二次元とは無縁で生きてきた私がアニオタポーランド人と結婚し、日々オタク知識を強制的に刷り込まれていく生活について綴っています。

ポーランドのDV事情とNiebieskie Karty

 

お久しぶりです。

 

今日はポーランドのDV事情について書いてみようと思います。

 

まずは、「DV」とは何か。

 

ドメスティック・バイオレンスの略ですね。

配偶者間暴力です。

 

肉体的暴力=殴る蹴るなど

精神的暴力=モラハラ・言葉

性的暴力=SEXを無理矢理する、性癖を無理強いするなど

そのほかにも薬物やアルコール摂取の強要など

が対象になります。

 

ポーランドはヨーロッパ内でも女性や子供に優しい国ですが、このような暴力を振るう男性も勿論います。

 

さて、どのように被害者は逃げるか。

 

①社会福祉士に相談する

②近所の人が警察へ通報する

③DVシェルターに直接逃げる

 

①と②も各所に相談・通報後は③のシェルターに逃げるよう手配をしてくれます。

 

では、ポーランドのDVシェルターとはどんなところかを説明しましょう。

 

外観はぱっと見ではDVシェルターとは分かりづらいです。

内観は

狭い部屋(3畳くらい)親子2人用

広い部屋(6畳くらい)子沢山家族もしくは相部屋

共用の台所・シャワー・トイレ・リビングがあります。

各部屋にはワードローブ・デスク完備

 

社会福祉士と相談員が常駐しており、夜は守衛さんが来ます。

 

規則は緩いです。携帯も使えるし、外出も21時まで可能、22時に就寝すること以外は自由です。

各自で自炊し、(アルコールは禁止です。)洗濯、掃除を入居者で分担します。

入居期間は原則3ヶ月

事情によって延長も可能です。

 

入居期間中に大体のDV被害者はブルーカード 「NIEBIESKIE KARTY 」を作ります。

犯罪者予備軍リストです。このカードに加害者を登録し、万が一、再度、暴力を振るわれた時に警察へ連絡すると加害者は即逮捕される仕組みになっています。

 

3ヶ月の入居期間中に離婚調停も可能ですが、親権が確実に被害者の手に渡るとは限りません。

事例として3児の母が被害者としてシェルターに入居、調停を申し立てましたが、離婚は認められても親権が下の子2人しか取れませんでした。上の7歳の女の子の親権はは加害者である父親の手に渡ったのです。

親権譲渡に関する権利は夫婦平等であり、DV加害者というステータスは考慮されません。
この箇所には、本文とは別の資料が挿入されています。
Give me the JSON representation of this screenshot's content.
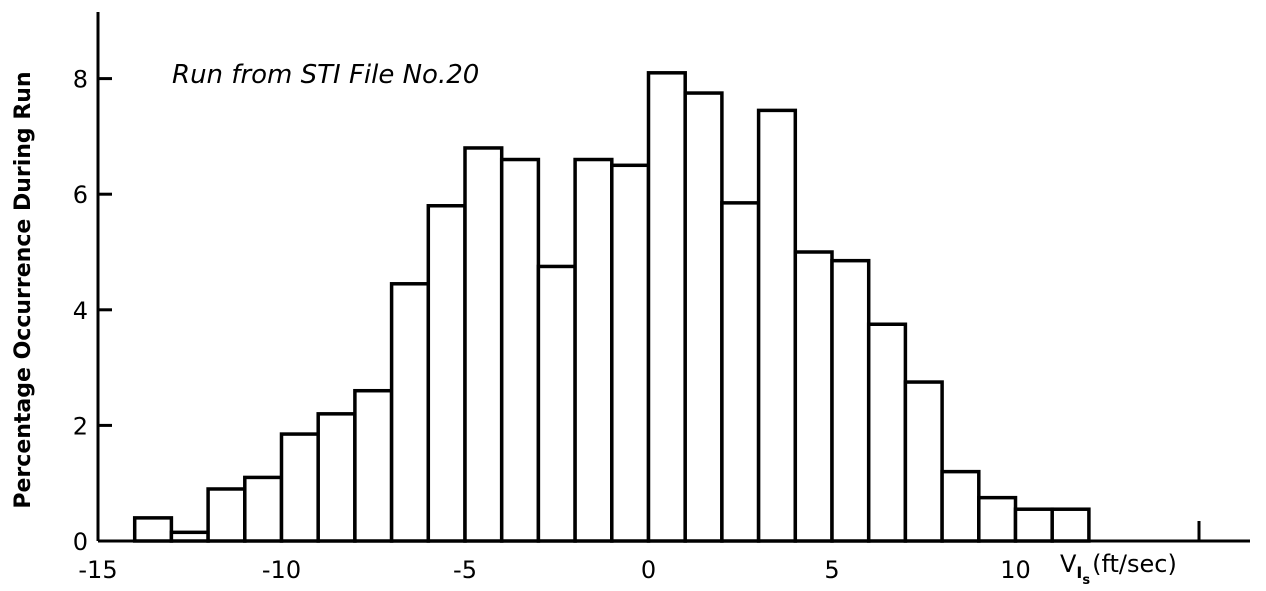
{
  "chart_data": {
    "type": "bar",
    "title": "",
    "annotation": "Run from STI File No.20",
    "ylabel": "Percentage Occurrence During Run",
    "xlabel": {
      "symbol": "V",
      "subscript_main": "I",
      "subscript_sub": "s",
      "unit": "(ft/sec)"
    },
    "xlim": [
      -15,
      15
    ],
    "ylim": [
      0,
      9
    ],
    "x_ticks": [
      -15,
      -10,
      -5,
      0,
      5,
      10
    ],
    "x_tick_labels": [
      "-15",
      "-10",
      "-5",
      "0",
      "5",
      "10"
    ],
    "extra_x_tick": 15,
    "y_ticks": [
      0,
      2,
      4,
      6,
      8
    ],
    "y_tick_labels": [
      "0",
      "2",
      "4",
      "6",
      "8"
    ],
    "bin_width": 1,
    "bin_starts": [
      -14,
      -13,
      -12,
      -11,
      -10,
      -9,
      -8,
      -7,
      -6,
      -5,
      -4,
      -3,
      -2,
      -1,
      0,
      1,
      2,
      3,
      4,
      5,
      6,
      7,
      8,
      9,
      10,
      11
    ],
    "values": [
      0.4,
      0.15,
      0.9,
      1.1,
      1.85,
      2.2,
      2.6,
      4.45,
      5.8,
      6.8,
      6.6,
      4.75,
      6.6,
      6.5,
      8.1,
      7.75,
      5.85,
      7.45,
      5.0,
      4.85,
      3.75,
      2.75,
      1.2,
      0.75,
      0.55,
      0.55
    ],
    "grid": false,
    "legend": "none",
    "colors": {
      "bar_fill": "#ffffff",
      "bar_stroke": "#000000"
    }
  }
}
判決後、母親は泣きながら長女をシェルターに置いていきました。

「辛い」の一言では言い表せない空気でした。

日本では親権は基本、母親に譲渡されます。

ですが国際結婚夫婦では、ポーランドのように親権譲渡は夫婦平等の権利(ハーグ条約)が適用されるため、日本スタイルで子供を国外へ連れ出すと「誘拐」という扱いになり、指名手配されます。

 

もし、外国人夫にDVを受けたら、まずは証拠を残してください。

また、子供に危害を与えようとした場合にも証拠を残してください。

そして、自分自身で子供を育てられるだけの蓄えや力を養ってください。

 

お腹を痛めて産んだ我が子なのですから、子供の親権を取れるように最大限、力を尽くしましょう。